Läuft man nach 300 dacapo-Konzerten mit anderen Ohren herum? Hörst du jetzt anders, wenn du durch die Stadt gehst?

Immer. Das ist ja das Phänomen, wenn man John Cage für sich entdeckt, der für uns ja eine große Rolle gespielt hat: Daß man begreift, es gibt die Stille nicht. Er sagt: „all sounds“, also: alles sind Klänge oder alles klingt. Auf dem Weg durch die Stadt kann man dann plötzlich Verkehrslärm als eine ästhetische Erfahrung wahrnehmen, oder was für reiche Klänge Motoren erzeugen können. Jetzt gerade hat mir ein Komponist erzählt, der für uns ein Stück mit Bläsertrio geschrieben hat, das mit sehr komplizierten rhythmischen Elementen arbeitet – eigentlich nur Klappen- und Hauchgeräusche; der ist also mit seinem kaputten Wagen nach dem Konzert an eine Tankstelle gefahren und plötzlich hört er, wie die Benzinpumpe genau den Anfang seines Stückes spielt. Das zeigt genau, daß alle Musik im Kopf stattfindet. In diesem Wahrnehmungsprozeß, der ja eigentlich ein Wahrgebungsprozeß ist, stellst du den Klang her, den du hörst. Du kannst ja auch Sachen ausblenden, die du nicht hören willst. Ich bin sicher, daß 100 Leute in einem Konzert 100 verschiedene Konzerte hören.

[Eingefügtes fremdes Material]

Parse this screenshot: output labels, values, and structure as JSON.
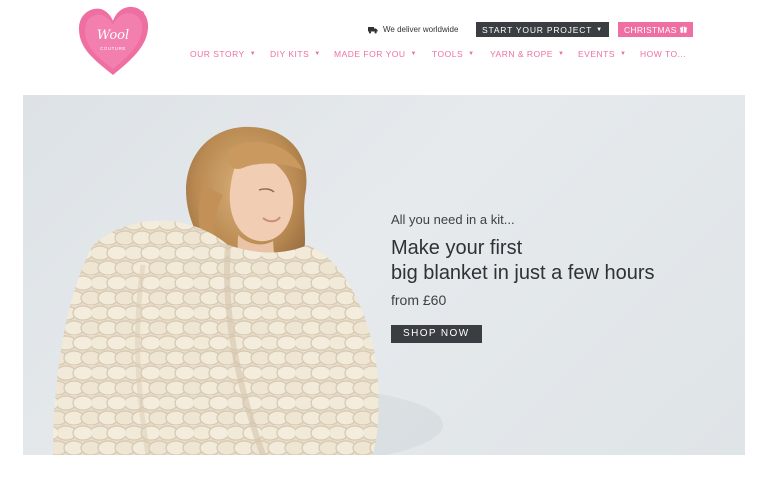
{
  "brand": {
    "logo_text": "Wool",
    "logo_subtext": "COUTURE",
    "logo_color": "#ef6fa3"
  },
  "utility": {
    "deliver_icon": "truck-icon",
    "deliver_text": "We deliver worldwide",
    "project_button": "START YOUR PROJECT",
    "christmas_button": "CHRISTMAS",
    "christmas_icon": "gift-icon"
  },
  "nav": {
    "items": [
      {
        "label": "OUR STORY",
        "dropdown": true
      },
      {
        "label": "DIY KITS",
        "dropdown": true
      },
      {
        "label": "MADE FOR YOU",
        "dropdown": true
      },
      {
        "label": "TOOLS",
        "dropdown": true
      },
      {
        "label": "YARN & ROPE",
        "dropdown": true
      },
      {
        "label": "EVENTS",
        "dropdown": true
      },
      {
        "label": "HOW TO...",
        "dropdown": false
      }
    ],
    "color": "#ef6fa3"
  },
  "hero": {
    "kicker": "All you need in a kit...",
    "headline_line1": "Make your first",
    "headline_line2": "big blanket in just a few hours",
    "price": "from £60",
    "cta": "SHOP NOW",
    "cta_color": "#3a3d42"
  }
}
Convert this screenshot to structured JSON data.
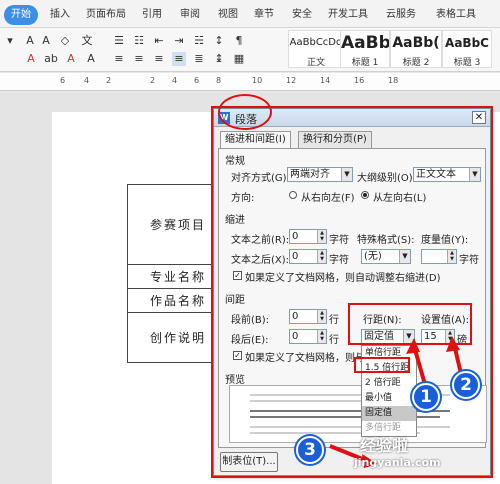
{
  "ribbon": {
    "tabs": [
      "开始",
      "插入",
      "页面布局",
      "引用",
      "审阅",
      "视图",
      "章节",
      "安全",
      "开发工具",
      "云服务",
      "表格工具"
    ],
    "styles": [
      {
        "sample": "AaBbCcDd",
        "label": "正文"
      },
      {
        "sample": "AaBb",
        "label": "标题 1"
      },
      {
        "sample": "AaBb(",
        "label": "标题 2"
      },
      {
        "sample": "AaBbC",
        "label": "标题 3"
      }
    ]
  },
  "ruler": {
    "marks": [
      "6",
      "4",
      "2",
      "2",
      "4",
      "6",
      "8",
      "10",
      "12",
      "14",
      "16",
      "18"
    ]
  },
  "document": {
    "rows": [
      "参赛项目",
      "专业名称",
      "作品名称",
      "创作说明"
    ]
  },
  "dialog": {
    "title": "段落",
    "tabs": [
      "缩进和间距(I)",
      "换行和分页(P)"
    ],
    "general": {
      "heading": "常规",
      "align_label": "对齐方式(G):",
      "align_value": "两端对齐",
      "outline_label": "大纲级别(O):",
      "outline_value": "正文文本",
      "direction_label": "方向:",
      "rtl_label": "从右向左(F)",
      "ltr_label": "从左向右(L)"
    },
    "indent": {
      "heading": "缩进",
      "before_label": "文本之前(R):",
      "before_value": "0",
      "after_label": "文本之后(X):",
      "after_value": "0",
      "unit": "字符",
      "special_label": "特殊格式(S):",
      "special_value": "(无)",
      "measure_label": "度量值(Y):",
      "measure_unit": "字符",
      "grid_check": "如果定义了文档网格，则自动调整右缩进(D)"
    },
    "spacing": {
      "heading": "间距",
      "before_label": "段前(B):",
      "before_value": "0",
      "after_label": "段后(E):",
      "after_value": "0",
      "unit": "行",
      "line_label": "行距(N):",
      "line_value": "固定值",
      "set_label": "设置值(A):",
      "set_value": "15",
      "set_unit": "磅",
      "grid_check": "如果定义了文档网格，则与"
    },
    "line_options": [
      "单倍行距",
      "1.5 倍行距",
      "2 倍行距",
      "最小值",
      "固定值",
      "多倍行距"
    ],
    "line_selected": "固定值",
    "preview_heading": "预览",
    "tab_button": "制表位(T)..."
  },
  "annotations": {
    "steps": [
      "1",
      "2",
      "3"
    ]
  },
  "watermark": {
    "line1": "经验啦",
    "line2": "jingyanla.com"
  },
  "colors": {
    "accent": "#3d8ee6",
    "annotation": "#dd1111",
    "step_badge": "#1a5fd6"
  }
}
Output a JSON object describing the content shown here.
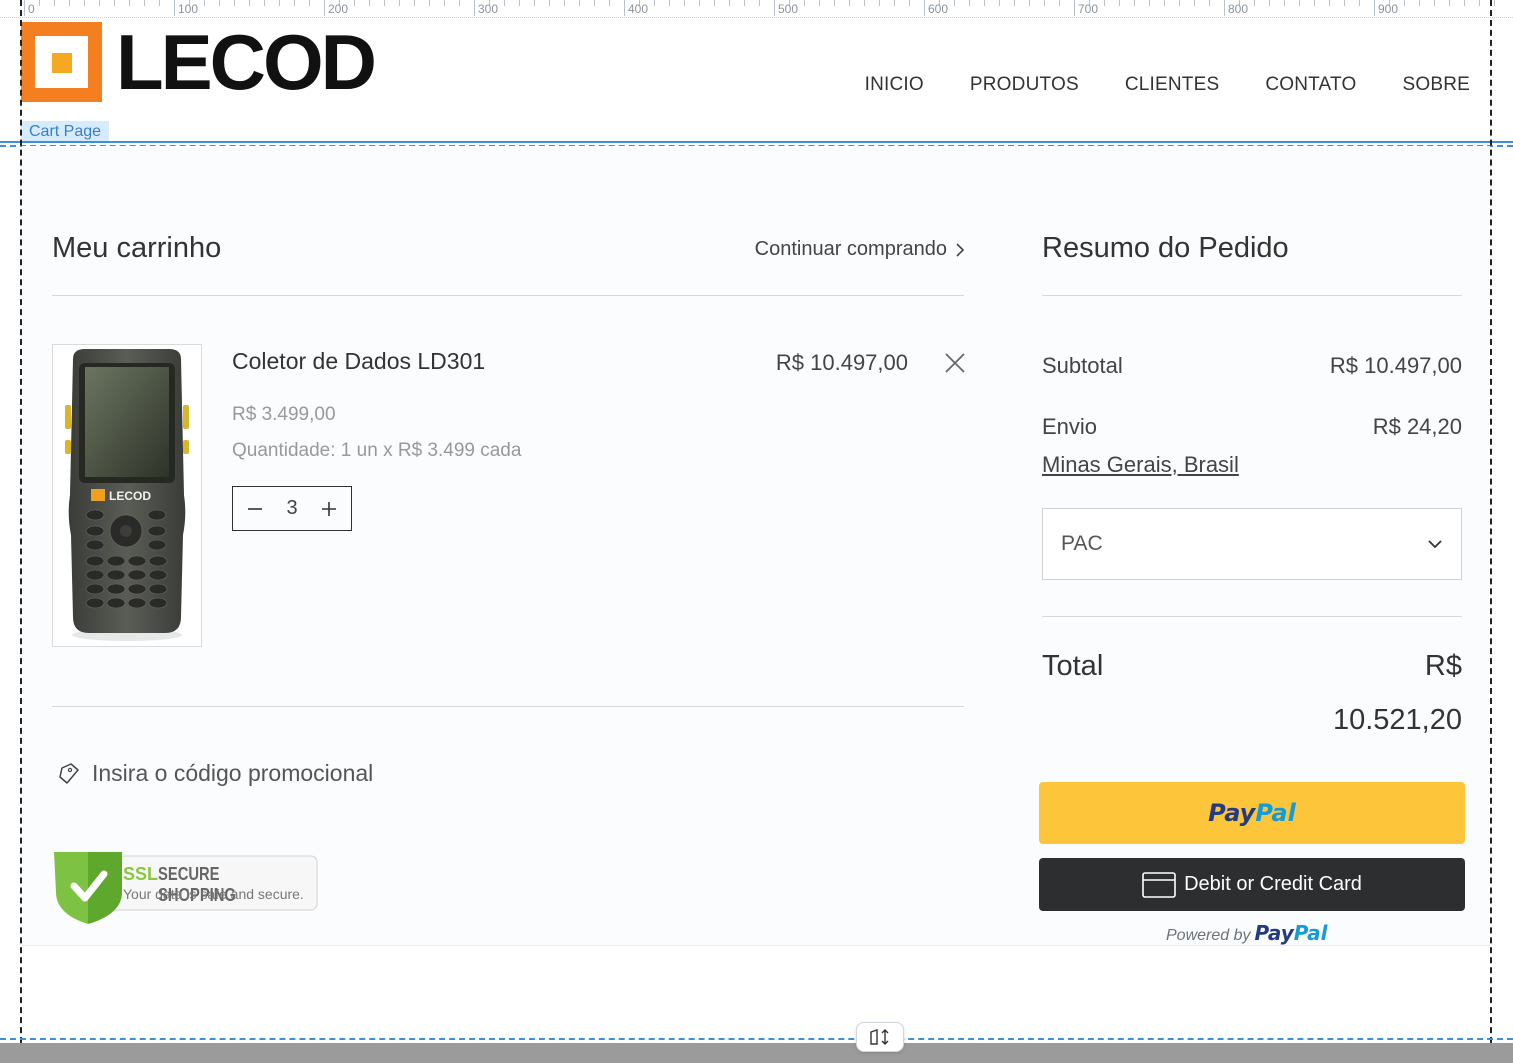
{
  "editor": {
    "ruler_labels": [
      "0",
      "100",
      "200",
      "300",
      "400",
      "500",
      "600",
      "700",
      "800",
      "900"
    ],
    "page_tag": "Cart Page",
    "handle_icon": "resize-height-icon"
  },
  "brand": {
    "name": "LECOD",
    "colors": {
      "orange": "#f47f20",
      "yellow": "#f7a823"
    }
  },
  "nav": {
    "items": [
      "INICIO",
      "PRODUTOS",
      "CLIENTES",
      "CONTATO",
      "SOBRE"
    ]
  },
  "cart": {
    "title": "Meu carrinho",
    "continue_label": "Continuar comprando",
    "item": {
      "name": "Coletor de Dados LD301",
      "line_total": "R$ 10.497,00",
      "unit_price": "R$ 3.499,00",
      "quantity_text": "Quantidade: 1 un x R$ 3.499 cada",
      "quantity": "3",
      "image_brand": "LECOD"
    },
    "promo_label": "Insira o código promocional",
    "ssl": {
      "title_a": "SSL",
      "title_b": "SECURE SHOPPING",
      "subtitle": "Your data is safe and secure."
    }
  },
  "summary": {
    "title": "Resumo do Pedido",
    "subtotal_label": "Subtotal",
    "subtotal_value": "R$ 10.497,00",
    "shipping_label": "Envio",
    "shipping_value": "R$ 24,20",
    "region": "Minas Gerais, Brasil",
    "shipping_method": "PAC",
    "total_label": "Total",
    "total_currency": "R$",
    "total_value": "10.521,20"
  },
  "payment": {
    "paypal_a": "Pay",
    "paypal_b": "Pal",
    "card_label": "Debit or Credit Card",
    "powered_by": "Powered by",
    "colors": {
      "paypal_yellow": "#fcc53a",
      "card_dark": "#2c2e2f"
    }
  }
}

Trotzdem ist Musik zu einer Art Grundrauschen für den Autofahreralltag geworden. Spielt ihr in eurem Programm dagegen an oder verarbeitet ihr solche Phänomene?

Zum Handwerk eines Veranstalters gehört es ja nicht nur, Konzerte zu veranstalten, sondern auch Konzerte zu verhindern. Es gibt ein unglaubliches Überangebot in allen Bereichen. Positiv gesagt, heißt das: Sich auf das zu konzentrieren, was wirklich notwendig ist, was ein Gegengewicht bildet zu dieser Dauerberieselung. Wir haben in der letzten Zeit ja ein wenig die Stille erforscht. Was mich da wirklich vom Hocker gehauen hat, war das Konzert mit dem Shakuhachi-Spieler Yoshikazu Iwamoto. Ein ganz bescheidener Mann mit seiner Bambusflöte, der Raum war leer und weiß, es gab einen Stuhl auf der Bühne. Es wurde ruhig im Saal, und der Mann entfaltete auf dieser Shakuhachi einen Reichtum von Klängen in seinen ganz ruhigen Stücken – das war so ein Erlebnis, das mich wirklich umgehauen hat. Es gibt aber auch Leute, die mit genau den gegenteiligen Mitteln arbeitet, wie Peter Brötzmann und der Schlagzeuger Han Bennink. Die haben auf einer Energieebene angefangen, wo ich dachte: diese Idioten. So laut, so energiegeladen – wie wollten sie das steigern? Und dann ging es doch noch immer höher von der Intensität her.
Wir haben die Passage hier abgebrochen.